Studies were conducted to define more clearly the site in the thyroid adenylate cyclase complex at which iodine exerts its inhibitory effect on activation of this enzyme by TSH. Iodine- and TSH-induced desensitization were additive. Dissociation was observed between the rates of recovery from TSH- and iodine-induced desensitization. Cycloheximide (10(-4) M) prevented recovery from the inhibitory effect of iodine on thyroid adenylate cyclase activation. Preincubation of freshly isolated dog thyroid follicles in 10(-4) M iodide decreased the subsequent cAMP response to cholera toxin (0.5 micrograms/ml) stimulation. This effect of iodide was prevented by 3 mM methimazole. Thyroid adenylate cyclase regulatory protein (Ns) activity was assessed by the ability of detergent extracts of thyroid plasma membranes to reconstitute adenylate cyclase responsiveness to isoproterenol in N-deficient S49 cyc- plasma membranes. Thyroid Ns activities were similar in control and iodide-pretreated thyroid cells. The inhibitory effect of iodine on TSH activation of thyroid cAMP generation was additive to that of inhibition via the alpha 2- adrenergic pathway and also additive to inhibition by 2',5'-dideoxyadenosine (an adenosine P-site agonist). Preincubation of freshly dispersed dog thyroid cells in 10(-4) M NaI reduced the cAMP response to stimulation by 100 microM forskolin.
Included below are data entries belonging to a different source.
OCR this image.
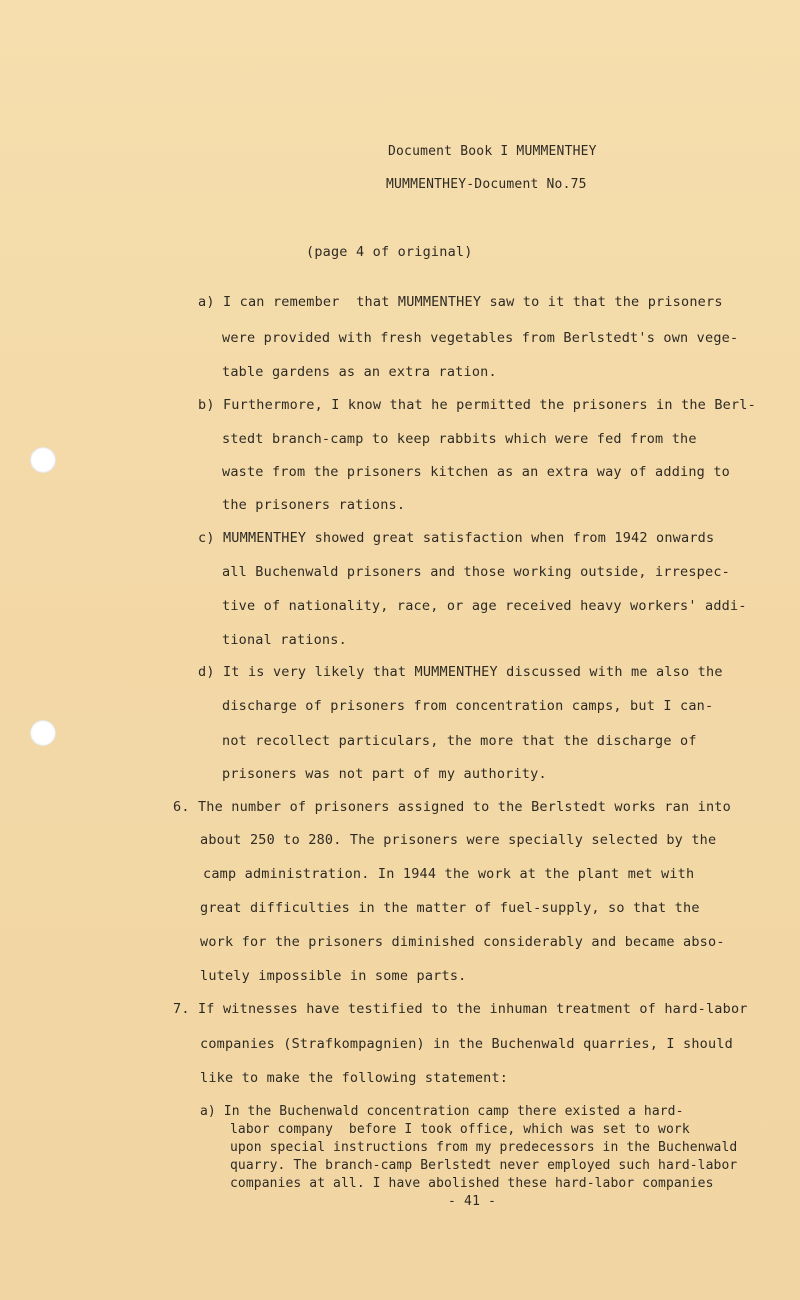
Document Book I MUMMENTHEY
MUMMENTHEY-Document No.75
(page 4 of original)
a) I can remember  that MUMMENTHEY saw to it that the prisoners
were provided with fresh vegetables from Berlstedt's own vege-
table gardens as an extra ration.
b) Furthermore, I know that he permitted the prisoners in the Berl-
stedt branch-camp to keep rabbits which were fed from the
waste from the prisoners kitchen as an extra way of adding to
the prisoners rations.
c) MUMMENTHEY showed great satisfaction when from 1942 onwards
all Buchenwald prisoners and those working outside, irrespec-
tive of nationality, race, or age received heavy workers' addi-
tional rations.
d) It is very likely that MUMMENTHEY discussed with me also the
discharge of prisoners from concentration camps, but I can-
not recollect particulars, the more that the discharge of
prisoners was not part of my authority.
6. The number of prisoners assigned to the Berlstedt works ran into
about 250 to 280. The prisoners were specially selected by the
camp administration. In 1944 the work at the plant met with
great difficulties in the matter of fuel-supply, so that the
work for the prisoners diminished considerably and became abso-
lutely impossible in some parts.
7. If witnesses have testified to the inhuman treatment of hard-labor
companies (Strafkompagnien) in the Buchenwald quarries, I should
like to make the following statement:
a) In the Buchenwald concentration camp there existed a hard-
labor company  before I took office, which was set to work
upon special instructions from my predecessors in the Buchenwald
quarry. The branch-camp Berlstedt never employed such hard-labor
companies at all. I have abolished these hard-labor companies
- 41 -
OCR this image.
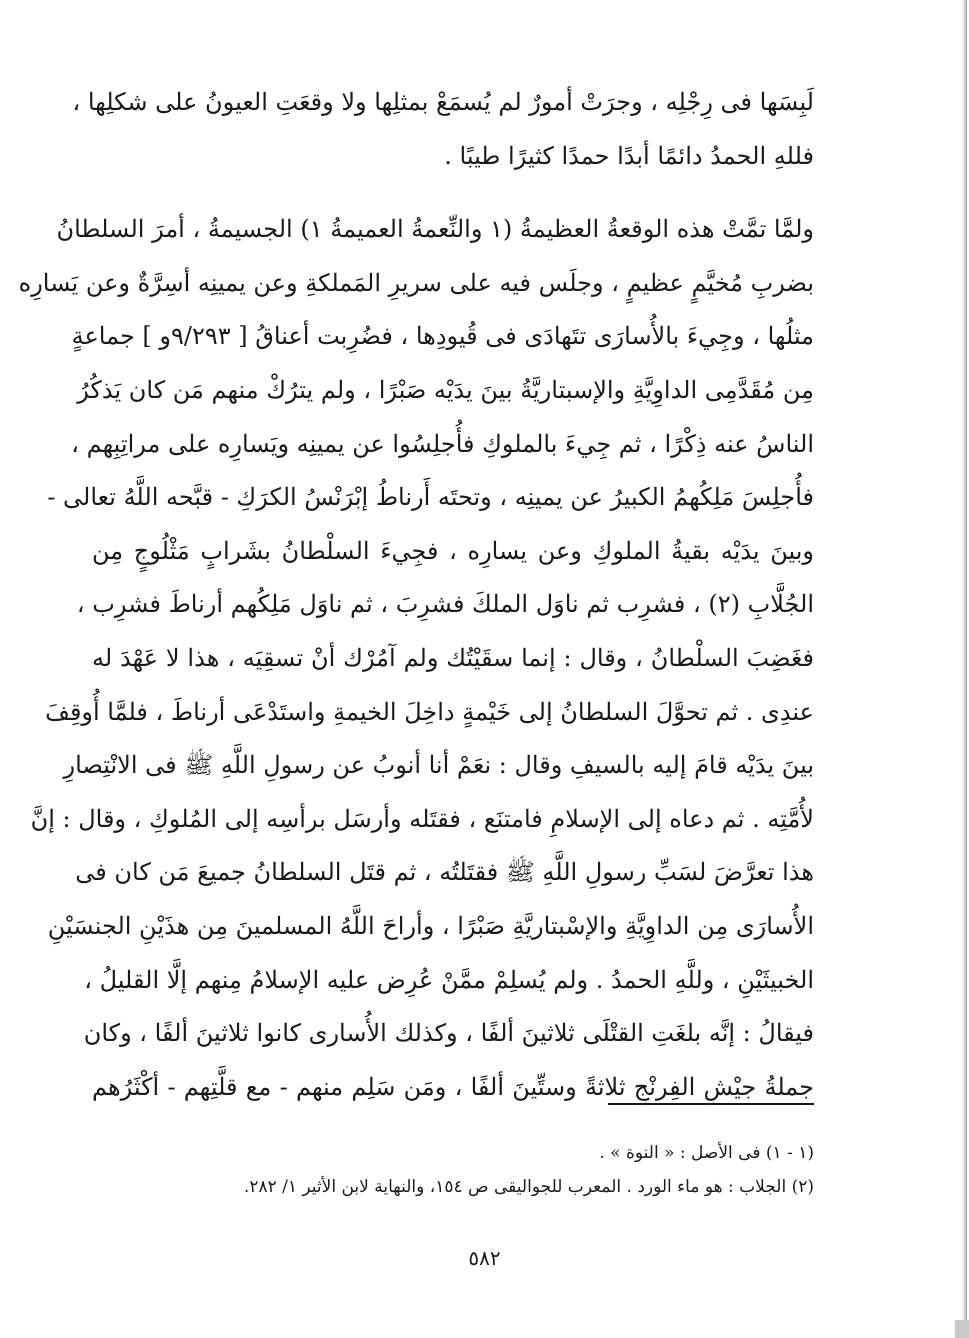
لَبِسَها فى رِجْلِه ، وجرَتْ أمورٌ لم يُسمَعْ بمثلِها ولا وقعَتِ العيونُ على شكلِها ،
فللهِ الحمدُ دائمًا أبدًا حمدًا كثيرًا طيبًا .
ولمَّا تمَّتْ هذه الوقعةُ العظيمةُ (١ والنِّعمةُ العميمةُ ١) الجسيمةُ ، أمرَ السلطانُ
بضربِ مُخيَّمٍ عظيمٍ ، وجلَس فيه على سريرِ المَملكةِ وعن يمينِه أسِرَّةٌ وعن يَسارِه
مثلُها ، وجِيءَ بالأُسارَى تتَهادَى فى قُيودِها ، فضُرِبت أعناقُ [ ٩/٢٩٣و ] جماعةٍ
مِن مُقَدَّمِى الداوِيَّةِ والإسبتاريَّةُ بينَ يدَيْه صَبْرًا ، ولم يترُكْ منهم مَن كان يَذكُرُ
الناسُ عنه ذِكْرًا ، ثم جِيءَ بالملوكِ فأُجلِسُوا عن يمينِه ويَسارِه على مراتِبِهم ،
فأُجلِسَ مَلِكُهمُ الكبيرُ عن يمينِه ، وتحتَه أَرناطُ إبْرَنْسُ الكرَكِ - قبَّحه اللَّهُ تعالى -
وبينَ يدَيْه بقيةُ الملوكِ وعن يسارِه ، فجِيءَ السلْطانُ بشَرابٍ مَثْلُوجٍ مِن
الجُلَّابِ (٢) ، فشرِب ثم ناوَل الملكَ فشرِبَ ، ثم ناوَل مَلِكُهم أرناطَ فشرِب ،
فغَضِبَ السلْطانُ ، وقال : إنما سقَيْتُك ولم آمُرْك أنْ تسقِيَه ، هذا لا عَهْدَ له
عندِى . ثم تحوَّلَ السلطانُ إلى خَيْمةٍ داخِلَ الخيمةِ واستَدْعَى أرناطَ ، فلمَّا أُوقِفَ
بينَ يدَيْه قامَ إليه بالسيفِ وقال : نعَمْ أنا أنوبُ عن رسولِ اللَّهِ ﷺ فى الانْتِصارِ
لأُمَّتِه . ثم دعاه إلى الإسلامِ فامتنَع ، فقتَله وأرسَل برأسِه إلى المُلوكِ ، وقال : إنَّ
هذا تعرَّضَ لسَبِّ رسولِ اللَّهِ ﷺ فقتَلتُه ، ثم قتَل السلطانُ جميعَ مَن كان فى
الأُسارَى مِن الداوِيَّةِ والإسْبتاريَّةِ صَبْرًا ، وأراحَ اللَّهُ المسلمينَ مِن هذَيْنِ الجنسَيْنِ
الخبيثَيْنِ ، وللَّهِ الحمدُ . ولم يُسلِمْ ممَّنْ عُرِض عليه الإسلامُ مِنهم إلَّا القليلُ ،
فيقالُ : إنَّه بلغَتِ القتْلَى ثلاثينَ ألفًا ، وكذلك الأُسارى كانوا ثلاثينَ ألفًا ، وكان
جملةُ جيْشِ الفِرنْجِ ثلاثةً وستِّينَ ألفًا ، ومَن سَلِم منهم - مع قلَّتِهم - أكْثَرُهم
(١ - ١) فى الأصل : « النوة » .
(٢) الجلاب : هو ماء الورد . المعرب للجواليقى ص ١٥٤، والنهاية لابن الأثير ١/ ٢٨٢.
٥٨٢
These data provide evidence that in iodine-induced TSH desensitization in the thyroid; 1) TSH receptor function is normal, 2) the regulatory protein (Ns) in the adenylate cyclase stimulatory pathway is functionally unaltered, 3) iodine does not exert its effect via the regulatory protein (Ni) in the pathway that inhibits adenylate cyclase activation, 4) iodine does not act via the adenosine P-site inhibitory pathway, 5) the action of iodine is at or near the adenylate cyclase catalytic unit, and 6) new protein synthesis is necessary for recovery from iodine desensitization.